The Tax Court held in favor of Sherman and confirmed that his aircraft expenses were ordinary and necessary employee business expenses. The court was particularly impressed with the fact that since only 2 of the 24 airports Sherman frequented were serviced by commercial flights, he had no practical alternative other than to use his private aircraft.

Knudtson v. Commissioner of Internal Revenue, T.C. Memo 1980-455

Knudtson owned and operated a business that rebuilt automobile windshield wiper motors. In operating his business, it was important that Knudtson maintain a close association with his suppliers, who were located throughout the United States. In order to meet his extensive travel demands, Knudtson purchased a 1975 A-36 Beech Bonanza. The IRS disallowed aircraft expense deductions taken by Knudtson for 1975 and 1976, and Knudtson petitioned the Tax Court.

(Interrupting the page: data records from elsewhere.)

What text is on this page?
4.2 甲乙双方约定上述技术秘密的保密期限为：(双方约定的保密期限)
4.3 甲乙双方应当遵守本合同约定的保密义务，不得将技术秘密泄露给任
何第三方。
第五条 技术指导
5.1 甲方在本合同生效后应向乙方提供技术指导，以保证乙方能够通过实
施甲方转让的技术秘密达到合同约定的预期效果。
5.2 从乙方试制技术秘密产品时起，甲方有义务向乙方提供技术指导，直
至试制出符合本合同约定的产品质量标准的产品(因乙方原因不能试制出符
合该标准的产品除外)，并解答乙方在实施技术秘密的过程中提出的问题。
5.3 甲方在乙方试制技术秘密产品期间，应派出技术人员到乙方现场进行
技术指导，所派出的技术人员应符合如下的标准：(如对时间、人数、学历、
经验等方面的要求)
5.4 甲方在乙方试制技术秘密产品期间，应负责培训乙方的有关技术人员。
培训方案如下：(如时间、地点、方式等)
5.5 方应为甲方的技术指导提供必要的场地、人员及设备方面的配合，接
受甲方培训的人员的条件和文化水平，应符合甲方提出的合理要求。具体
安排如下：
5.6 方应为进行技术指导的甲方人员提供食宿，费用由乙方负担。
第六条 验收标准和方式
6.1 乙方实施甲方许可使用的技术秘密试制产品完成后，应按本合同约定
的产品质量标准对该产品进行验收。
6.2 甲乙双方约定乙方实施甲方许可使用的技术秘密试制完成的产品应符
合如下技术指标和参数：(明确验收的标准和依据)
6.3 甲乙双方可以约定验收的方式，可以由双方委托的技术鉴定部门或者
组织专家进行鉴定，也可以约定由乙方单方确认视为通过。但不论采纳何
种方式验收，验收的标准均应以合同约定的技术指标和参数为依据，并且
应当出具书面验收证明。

In supporting Knudtson's position, the Court said that it was clear that the cost of owning and operating the Bonanza was an ordinary and necessary expense of Knudtson's business. The court focused on the fact that Knudtson's suppliers and customers were located throughout a large geographic area and Knudtson had to maintain a close working relationship with suppliers. Therefore, the court said that Knudtson aptly described his airplane as a business tool. The aircraft expenses were necessary in the sense that they were appropriate and helpful to the development of his business. The expenses were also deemed ordinary as a normal and rational response to specific business conditions under which Knudtson operated.

Rev. Rul. 70-558

A federal employee who traveled extensively for work-related purposes was authorized to travel by "private owned auto or aircraft," among other possible means of transportation. This employee was reimbursed for his travel at a standard rate based on miles traveled. However, the employee was able to properly substantiate all his aircraft operation expenses in excess of reimbursement.

After considering these facts, the IRS ruled that the employee's expenses in excess of his reimbursements were deductible as ordinary and necessary business expenses. The IRS also ruled that deductible expenses included depreciation to the extent it is properly allocated to business use of the aircraft.